El Senado de la República fue iluminado de amarillo con motivo del Día Mundial para la Prevención del Suicidio, donde legisladores y especialistas destacaron la necesidad de fortalecer las estrategias de atención ante los riesgos asociados con la salud mental, particularmente entre las personas jóvenes.
Durante la ceremonia, el presidente de la Comisión de Salud, José Manuel Cruz Castellanos, señaló que la irrupción de las redes sociales y la inteligencia artificial (IA) hace necesario establecer protocolos que permitan identificar señales de alerta y brindar una respuesta oportuna y segura.
Virgilio Serrano Vera, presidente de la Comisión de Salud de la Cámara de Comercio Italiana en México, consideró que la IA podría convertirse en una herramienta importante para la prevención, debido a su disponibilidad permanente y capacidad para orientar a las personas hacia ayuda profesional.

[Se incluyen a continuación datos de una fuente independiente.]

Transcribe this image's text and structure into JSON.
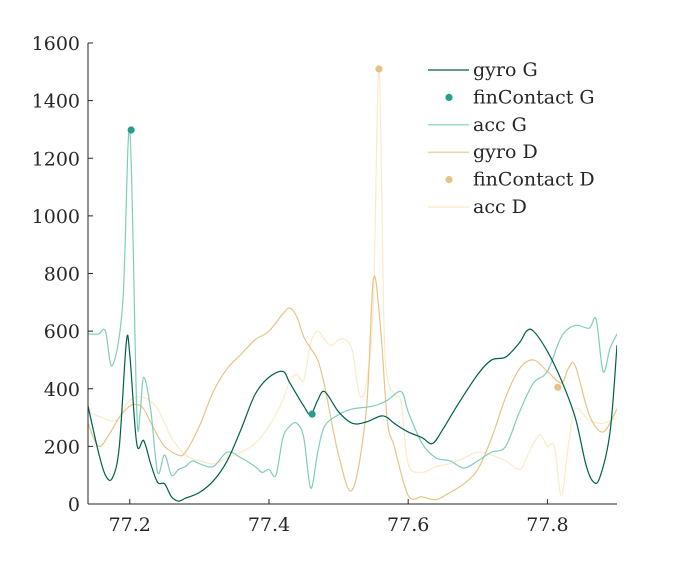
{
  "chart_data": {
    "type": "line",
    "title": "",
    "xlabel": "",
    "ylabel": "",
    "xlim": [
      77.14,
      77.9
    ],
    "ylim": [
      0,
      1600
    ],
    "xticks": [
      77.2,
      77.4,
      77.6,
      77.8
    ],
    "xtick_labels": [
      "77.2",
      "77.4",
      "77.6",
      "77.8"
    ],
    "yticks": [
      0,
      200,
      400,
      600,
      800,
      1000,
      1200,
      1400,
      1600
    ],
    "ytick_labels": [
      "0",
      "200",
      "400",
      "600",
      "800",
      "1000",
      "1200",
      "1400",
      "1600"
    ],
    "grid": false,
    "legend_position": "top-right",
    "series": [
      {
        "name": "gyro G",
        "kind": "line",
        "color": "#005f4b",
        "x": [
          77.14,
          77.155,
          77.165,
          77.175,
          77.185,
          77.195,
          77.2,
          77.21,
          77.22,
          77.23,
          77.24,
          77.25,
          77.26,
          77.27,
          77.28,
          77.3,
          77.32,
          77.34,
          77.36,
          77.38,
          77.4,
          77.42,
          77.43,
          77.45,
          77.46,
          77.47,
          77.48,
          77.5,
          77.52,
          77.54,
          77.56,
          77.57,
          77.58,
          77.6,
          77.62,
          77.635,
          77.65,
          77.67,
          77.7,
          77.72,
          77.74,
          77.76,
          77.77,
          77.78,
          77.8,
          77.82,
          77.84,
          77.855,
          77.865,
          77.875,
          77.89,
          77.9
        ],
        "y": [
          340,
          180,
          100,
          90,
          200,
          560,
          520,
          210,
          220,
          140,
          75,
          70,
          25,
          10,
          20,
          40,
          80,
          150,
          260,
          380,
          440,
          460,
          420,
          340,
          310,
          360,
          390,
          320,
          280,
          285,
          305,
          300,
          280,
          250,
          230,
          210,
          260,
          340,
          450,
          500,
          510,
          560,
          600,
          600,
          530,
          430,
          300,
          140,
          80,
          90,
          250,
          550
        ]
      },
      {
        "name": "finContact G",
        "kind": "marker",
        "color": "#2a9d8f",
        "x": [
          77.202,
          77.462
        ],
        "y": [
          1298,
          312
        ]
      },
      {
        "name": "acc G",
        "kind": "line",
        "color": "#7fcdbb",
        "x": [
          77.14,
          77.155,
          77.165,
          77.175,
          77.19,
          77.2,
          77.21,
          77.215,
          77.22,
          77.23,
          77.24,
          77.25,
          77.26,
          77.27,
          77.28,
          77.29,
          77.3,
          77.32,
          77.34,
          77.36,
          77.38,
          77.39,
          77.4,
          77.41,
          77.42,
          77.43,
          77.44,
          77.45,
          77.46,
          77.47,
          77.48,
          77.5,
          77.52,
          77.55,
          77.57,
          77.59,
          77.6,
          77.62,
          77.64,
          77.66,
          77.68,
          77.7,
          77.72,
          77.74,
          77.76,
          77.78,
          77.8,
          77.82,
          77.84,
          77.86,
          77.87,
          77.88,
          77.89,
          77.9
        ],
        "y": [
          590,
          590,
          600,
          480,
          700,
          1298,
          330,
          320,
          440,
          330,
          110,
          170,
          100,
          120,
          130,
          150,
          140,
          130,
          180,
          160,
          130,
          110,
          120,
          100,
          230,
          270,
          280,
          230,
          55,
          180,
          270,
          310,
          330,
          340,
          360,
          390,
          320,
          210,
          160,
          150,
          125,
          150,
          180,
          200,
          320,
          420,
          460,
          580,
          620,
          610,
          640,
          460,
          540,
          590
        ]
      },
      {
        "name": "gyro D",
        "kind": "line",
        "color": "#e6c487",
        "x": [
          77.14,
          77.155,
          77.17,
          77.185,
          77.2,
          77.21,
          77.22,
          77.235,
          77.25,
          77.27,
          77.28,
          77.3,
          77.32,
          77.34,
          77.36,
          77.38,
          77.4,
          77.42,
          77.43,
          77.44,
          77.45,
          77.46,
          77.47,
          77.48,
          77.5,
          77.52,
          77.54,
          77.55,
          77.56,
          77.57,
          77.58,
          77.6,
          77.62,
          77.64,
          77.66,
          77.68,
          77.7,
          77.72,
          77.74,
          77.76,
          77.78,
          77.8,
          77.82,
          77.83,
          77.84,
          77.86,
          77.88,
          77.9
        ],
        "y": [
          280,
          200,
          240,
          300,
          340,
          345,
          330,
          260,
          200,
          170,
          180,
          270,
          390,
          470,
          520,
          570,
          600,
          660,
          680,
          650,
          580,
          540,
          500,
          410,
          170,
          50,
          330,
          780,
          620,
          290,
          200,
          30,
          25,
          15,
          40,
          70,
          120,
          230,
          370,
          470,
          500,
          460,
          420,
          470,
          480,
          310,
          250,
          330
        ]
      },
      {
        "name": "finContact D",
        "kind": "marker",
        "color": "#e6c487",
        "x": [
          77.558,
          77.815
        ],
        "y": [
          1510,
          405
        ]
      },
      {
        "name": "acc D",
        "kind": "line",
        "color": "#faebc8",
        "x": [
          77.14,
          77.16,
          77.18,
          77.2,
          77.22,
          77.24,
          77.26,
          77.28,
          77.3,
          77.32,
          77.34,
          77.36,
          77.38,
          77.4,
          77.42,
          77.43,
          77.44,
          77.45,
          77.46,
          77.47,
          77.48,
          77.49,
          77.5,
          77.51,
          77.52,
          77.53,
          77.54,
          77.55,
          77.558,
          77.565,
          77.57,
          77.58,
          77.59,
          77.6,
          77.62,
          77.64,
          77.66,
          77.68,
          77.7,
          77.72,
          77.74,
          77.76,
          77.77,
          77.78,
          77.79,
          77.8,
          77.81,
          77.82,
          77.83,
          77.84,
          77.86,
          77.88,
          77.9
        ],
        "y": [
          320,
          300,
          290,
          360,
          370,
          330,
          230,
          170,
          150,
          140,
          160,
          180,
          210,
          270,
          360,
          430,
          450,
          430,
          560,
          600,
          570,
          550,
          570,
          570,
          530,
          380,
          420,
          700,
          1510,
          640,
          440,
          380,
          350,
          140,
          110,
          130,
          140,
          160,
          180,
          170,
          150,
          120,
          160,
          210,
          240,
          200,
          200,
          30,
          200,
          330,
          290,
          280,
          300
        ]
      }
    ]
  }
}
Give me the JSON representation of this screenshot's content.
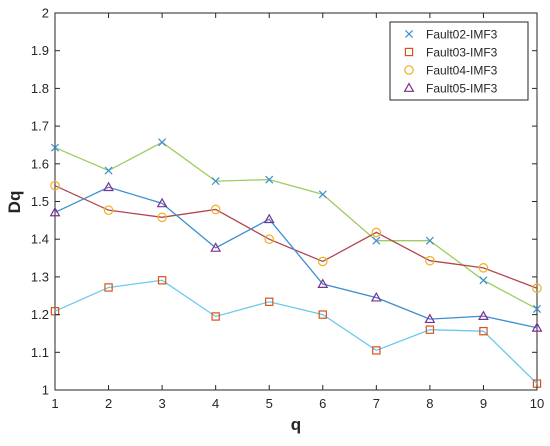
{
  "chart_data": {
    "type": "line",
    "title": "",
    "xlabel": "q",
    "ylabel": "Dq",
    "x": [
      1,
      2,
      3,
      4,
      5,
      6,
      7,
      8,
      9,
      10
    ],
    "xlim": [
      1,
      10
    ],
    "ylim": [
      1,
      2
    ],
    "xticks": [
      "1",
      "2",
      "3",
      "4",
      "5",
      "6",
      "7",
      "8",
      "9",
      "10"
    ],
    "yticks": [
      "1",
      "1.1",
      "1.2",
      "1.3",
      "1.4",
      "1.5",
      "1.6",
      "1.7",
      "1.8",
      "1.9",
      "2"
    ],
    "grid": false,
    "legend": {
      "placement": "top-right"
    },
    "series": [
      {
        "name": "Fault02-IMF3",
        "marker": "x",
        "marker_color": "#3b8fd1",
        "line_color": "#9ccd5e",
        "values": [
          1.643,
          1.582,
          1.657,
          1.554,
          1.558,
          1.519,
          1.396,
          1.396,
          1.291,
          1.215
        ]
      },
      {
        "name": "Fault03-IMF3",
        "marker": "square",
        "marker_color": "#d95319",
        "line_color": "#6cc9ee",
        "values": [
          1.209,
          1.272,
          1.291,
          1.195,
          1.234,
          1.2,
          1.105,
          1.16,
          1.156,
          1.017
        ]
      },
      {
        "name": "Fault04-IMF3",
        "marker": "circle",
        "marker_color": "#edb120",
        "line_color": "#b2464e",
        "values": [
          1.542,
          1.477,
          1.458,
          1.479,
          1.4,
          1.341,
          1.418,
          1.343,
          1.324,
          1.27
        ]
      },
      {
        "name": "Fault05-IMF3",
        "marker": "triangle",
        "marker_color": "#7e2f8e",
        "line_color": "#3b8fd1",
        "values": [
          1.471,
          1.538,
          1.495,
          1.377,
          1.453,
          1.281,
          1.245,
          1.188,
          1.196,
          1.165
        ]
      }
    ]
  }
}
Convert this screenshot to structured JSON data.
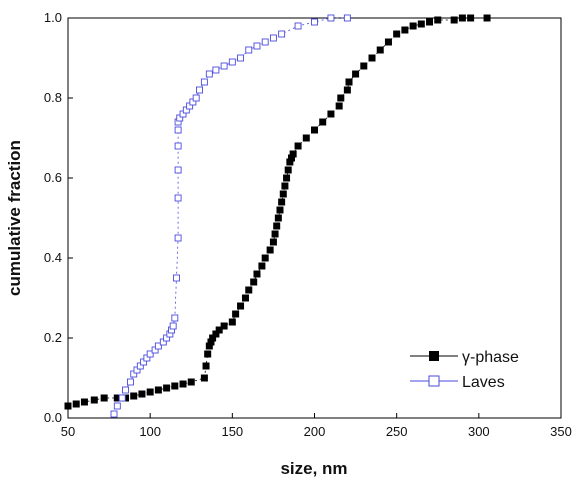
{
  "chart_data": {
    "type": "scatter",
    "xlabel": "size, nm",
    "ylabel": "cumulative fraction",
    "xlim": [
      50,
      350
    ],
    "ylim": [
      0,
      1.0
    ],
    "xticks": [
      50,
      100,
      150,
      200,
      250,
      300,
      350
    ],
    "xtick_labels": [
      "50",
      "100",
      "150",
      "200",
      "250",
      "300",
      "350"
    ],
    "yticks": [
      0,
      0.2,
      0.4,
      0.6,
      0.8,
      1.0
    ],
    "ytick_labels": [
      "0.0",
      "0.2",
      "0.4",
      "0.6",
      "0.8",
      "1.0"
    ],
    "legend_position": "bottom-right",
    "series": [
      {
        "name": "γ-phase",
        "marker": "filled-square",
        "color": "#000000",
        "x": [
          50,
          55,
          60,
          66,
          72,
          80,
          85,
          90,
          95,
          100,
          105,
          110,
          115,
          120,
          125,
          133,
          134,
          135,
          136,
          137,
          138,
          140,
          142,
          145,
          150,
          152,
          155,
          158,
          160,
          163,
          165,
          168,
          170,
          173,
          175,
          176,
          177,
          178,
          179,
          180,
          181,
          182,
          183,
          184,
          185,
          186,
          187,
          190,
          195,
          200,
          205,
          210,
          215,
          216,
          220,
          221,
          225,
          230,
          235,
          240,
          245,
          250,
          255,
          260,
          265,
          270,
          275,
          285,
          290,
          295,
          305
        ],
        "y": [
          0.03,
          0.035,
          0.04,
          0.045,
          0.05,
          0.05,
          0.05,
          0.055,
          0.06,
          0.065,
          0.07,
          0.075,
          0.08,
          0.085,
          0.09,
          0.1,
          0.13,
          0.16,
          0.18,
          0.19,
          0.2,
          0.21,
          0.22,
          0.23,
          0.24,
          0.26,
          0.28,
          0.3,
          0.32,
          0.34,
          0.36,
          0.38,
          0.4,
          0.42,
          0.44,
          0.46,
          0.48,
          0.5,
          0.52,
          0.54,
          0.56,
          0.58,
          0.6,
          0.62,
          0.64,
          0.65,
          0.66,
          0.68,
          0.7,
          0.72,
          0.74,
          0.76,
          0.78,
          0.8,
          0.82,
          0.84,
          0.86,
          0.88,
          0.9,
          0.92,
          0.94,
          0.96,
          0.97,
          0.98,
          0.985,
          0.99,
          0.995,
          0.995,
          1.0,
          1.0,
          1.0
        ]
      },
      {
        "name": "Laves",
        "marker": "open-square",
        "color": "#4a4adc",
        "x": [
          78,
          80,
          83,
          85,
          88,
          90,
          92,
          94,
          96,
          98,
          100,
          103,
          105,
          108,
          110,
          112,
          113,
          114,
          115,
          116,
          117,
          117,
          117,
          117,
          117,
          117,
          118,
          120,
          122,
          124,
          126,
          128,
          130,
          133,
          136,
          140,
          145,
          150,
          155,
          160,
          165,
          170,
          175,
          180,
          190,
          200,
          210,
          220
        ],
        "y": [
          0.01,
          0.03,
          0.05,
          0.07,
          0.09,
          0.11,
          0.12,
          0.13,
          0.14,
          0.15,
          0.16,
          0.17,
          0.18,
          0.19,
          0.2,
          0.21,
          0.22,
          0.23,
          0.25,
          0.35,
          0.45,
          0.55,
          0.62,
          0.68,
          0.72,
          0.74,
          0.75,
          0.76,
          0.77,
          0.78,
          0.79,
          0.8,
          0.82,
          0.84,
          0.86,
          0.87,
          0.88,
          0.89,
          0.9,
          0.92,
          0.93,
          0.94,
          0.95,
          0.96,
          0.98,
          0.99,
          1.0,
          1.0
        ]
      }
    ]
  }
}
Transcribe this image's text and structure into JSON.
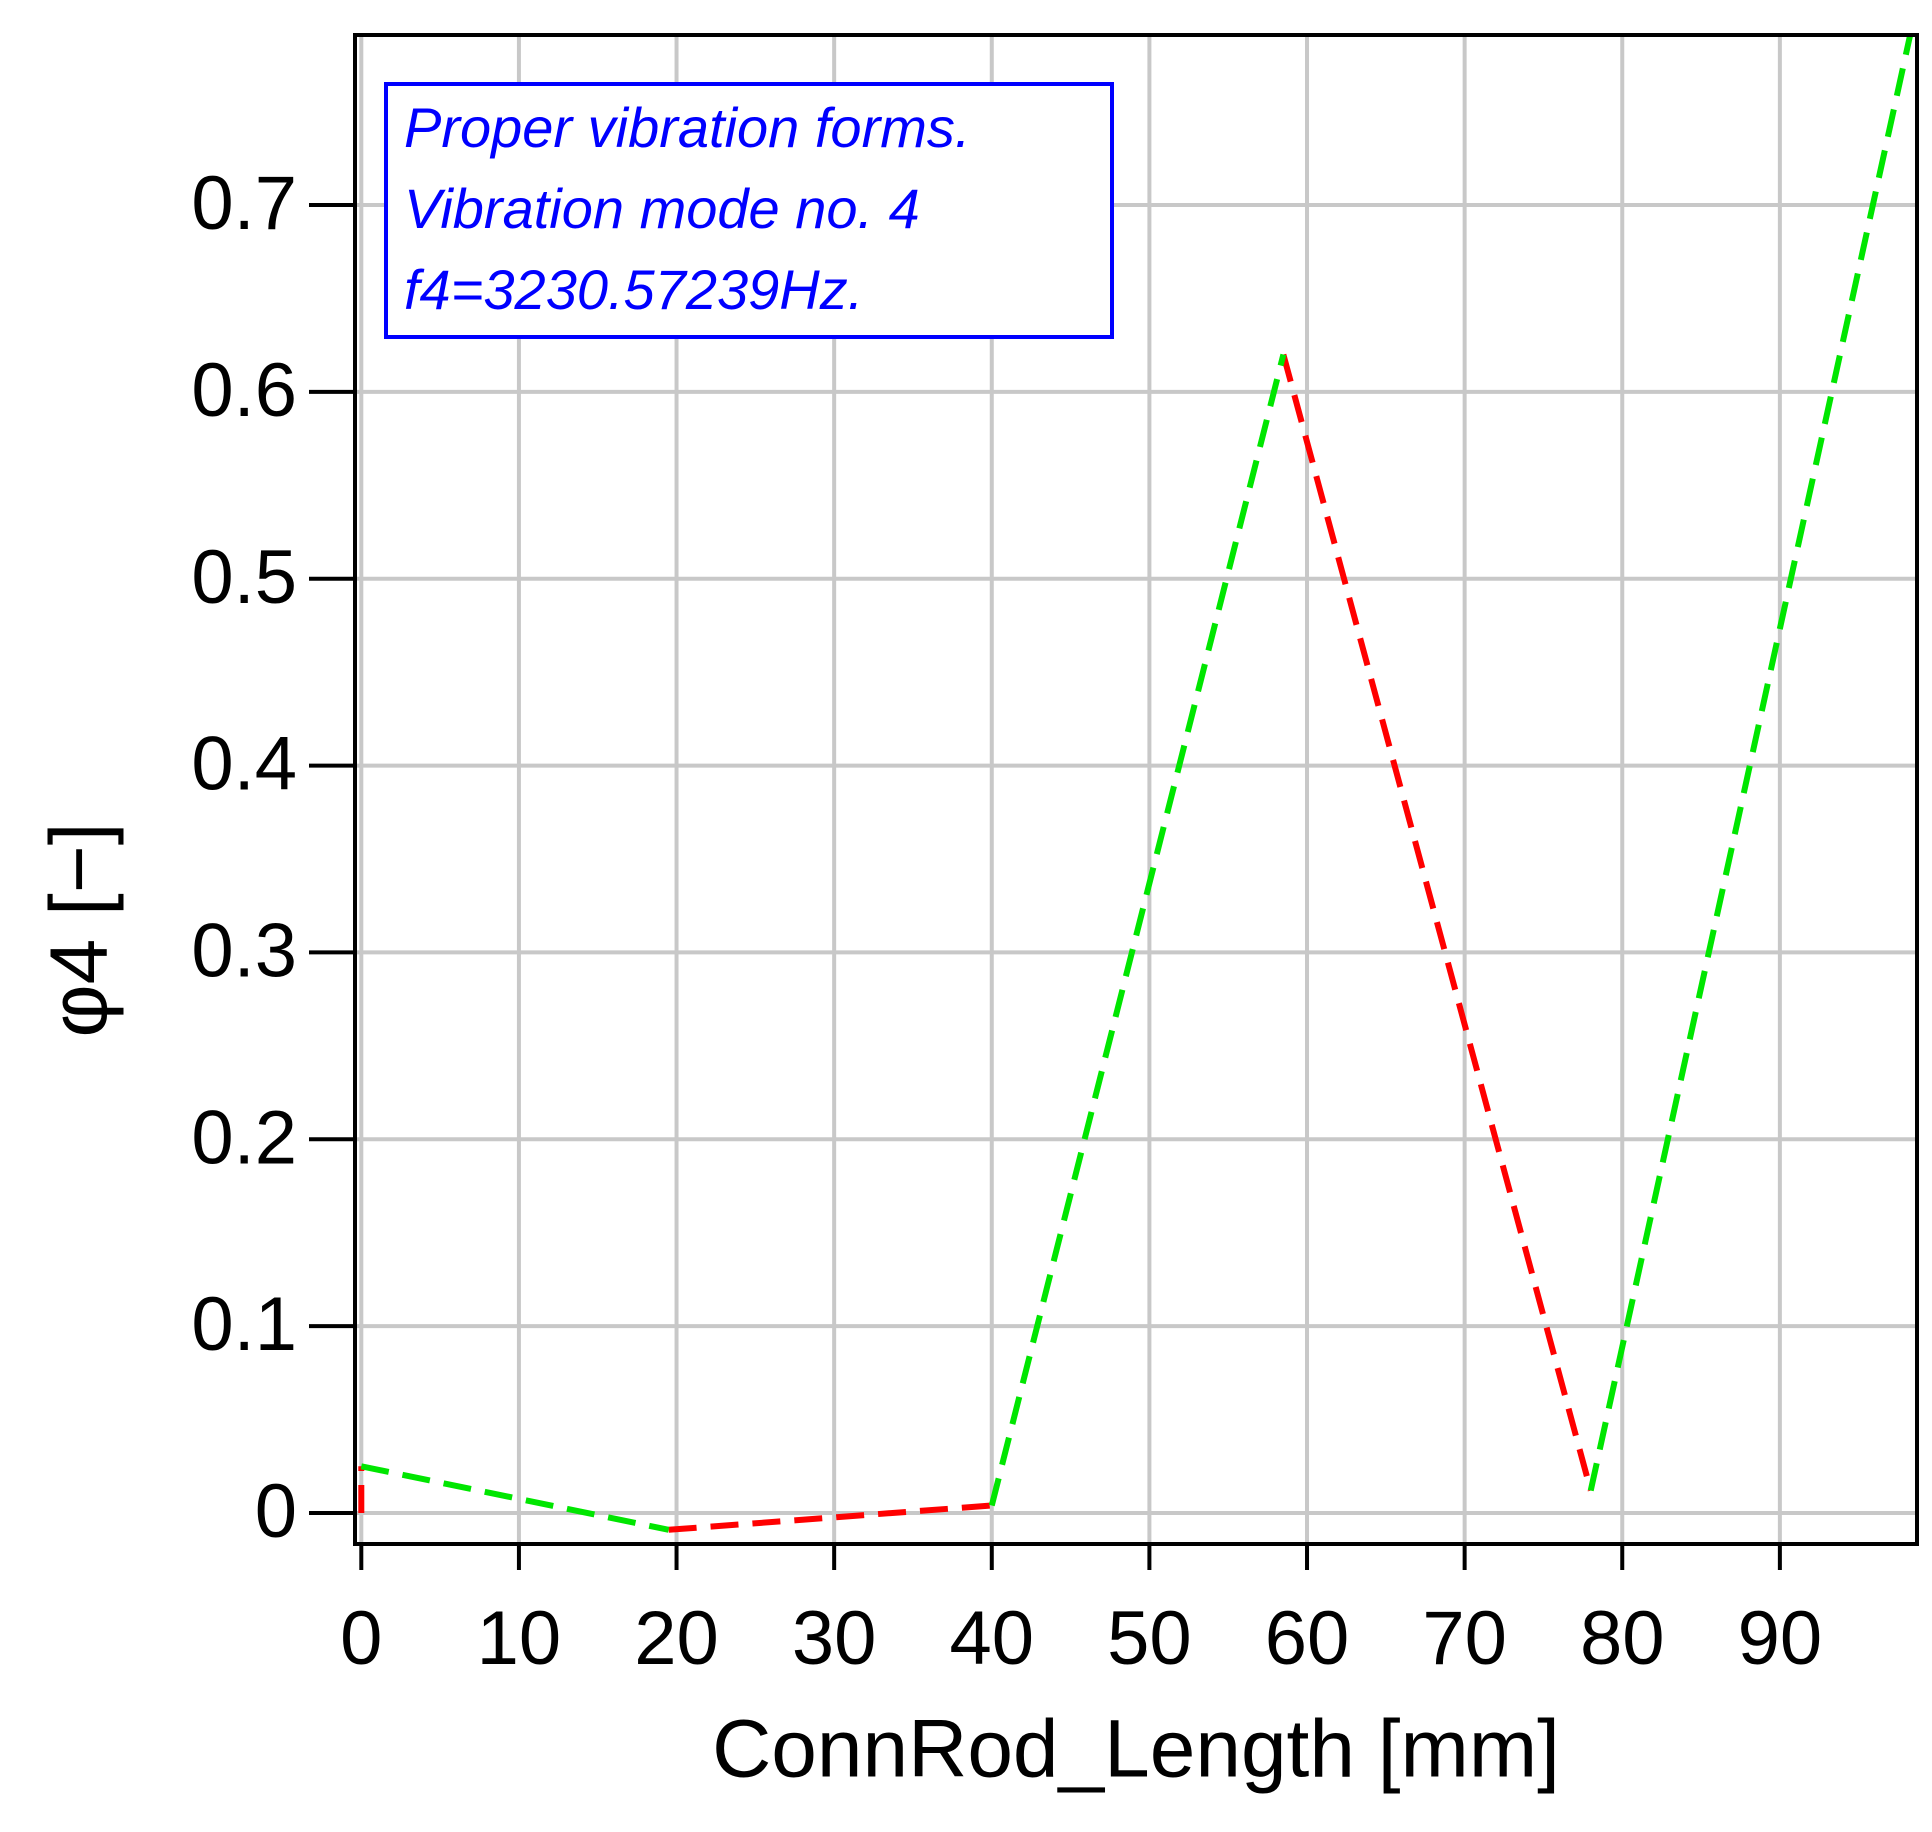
{
  "chart_data": {
    "type": "line",
    "annotation": [
      "Proper vibration forms.",
      "Vibration mode no. 4",
      "f4=3230.57239Hz."
    ],
    "x_label": "ConnRod_Length [mm]",
    "y_label": "φ4 [−]",
    "series": [
      {
        "color": "#ff0000",
        "dashed": true,
        "x": [
          0,
          0,
          null,
          19.5,
          40,
          null,
          58.5,
          78
        ],
        "values": [
          0,
          0.025,
          null,
          -0.009,
          0.004,
          null,
          0.62,
          0.012
        ]
      },
      {
        "color": "#00e600",
        "dashed": true,
        "x": [
          0,
          19.5,
          null,
          40,
          58.5,
          null,
          78,
          98.5
        ],
        "values": [
          0.025,
          -0.009,
          null,
          0.004,
          0.62,
          null,
          0.012,
          0.8
        ]
      }
    ],
    "xlim": [
      -0.4,
      98.7
    ],
    "ylim": [
      -0.0166,
      0.791
    ],
    "xticks": [
      0,
      10,
      20,
      30,
      40,
      50,
      60,
      70,
      80,
      90
    ],
    "yticks": [
      0,
      0.1,
      0.2,
      0.3,
      0.4,
      0.5,
      0.6,
      0.7
    ],
    "grid": true
  }
}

Sin embargo, advirtió que su uso sin regulación y supervisión clínica también puede representar riesgos.
Por ello, propuso establecer criterios de respuesta segura, protección de menores, privacidad, responsabilidad algorítmica y supervisión humana, además de mecanismos que vinculen estas herramientas con servicios profesionales y líneas de atención en situaciones de crisis.
De acuerdo con datos citados durante el encuentro, en 2025 se registraron 8 mil 709 fallecimientos por suicidio en México, con una tasa de 6.7 por cada 100 mil habitantes. El grupo de 15 a 29 años concentró 38.1% de los casos, por lo que se destacó la necesidad de reforzar las acciones preventivas dirigidas a este sector.
Cruz Castellanos aseguró que las propuestas serán consideradas para impulsar una iniciativa legislativa y subrayó que la prevención requiere una estrategia integral de salud mental, así como redes de apoyo capaces de atender oportunamente a quienes atraviesan una situación de crisis.
Los participantes coincidieron en que la tecnología puede contribuir a la prevención, pero debe utilizarse bajo criterios de seguridad, evidencia científica y acompañamiento profesional, con el objetivo de proteger a las personas y evitar que las herramientas digitales amplifiquen contenidos dañinos.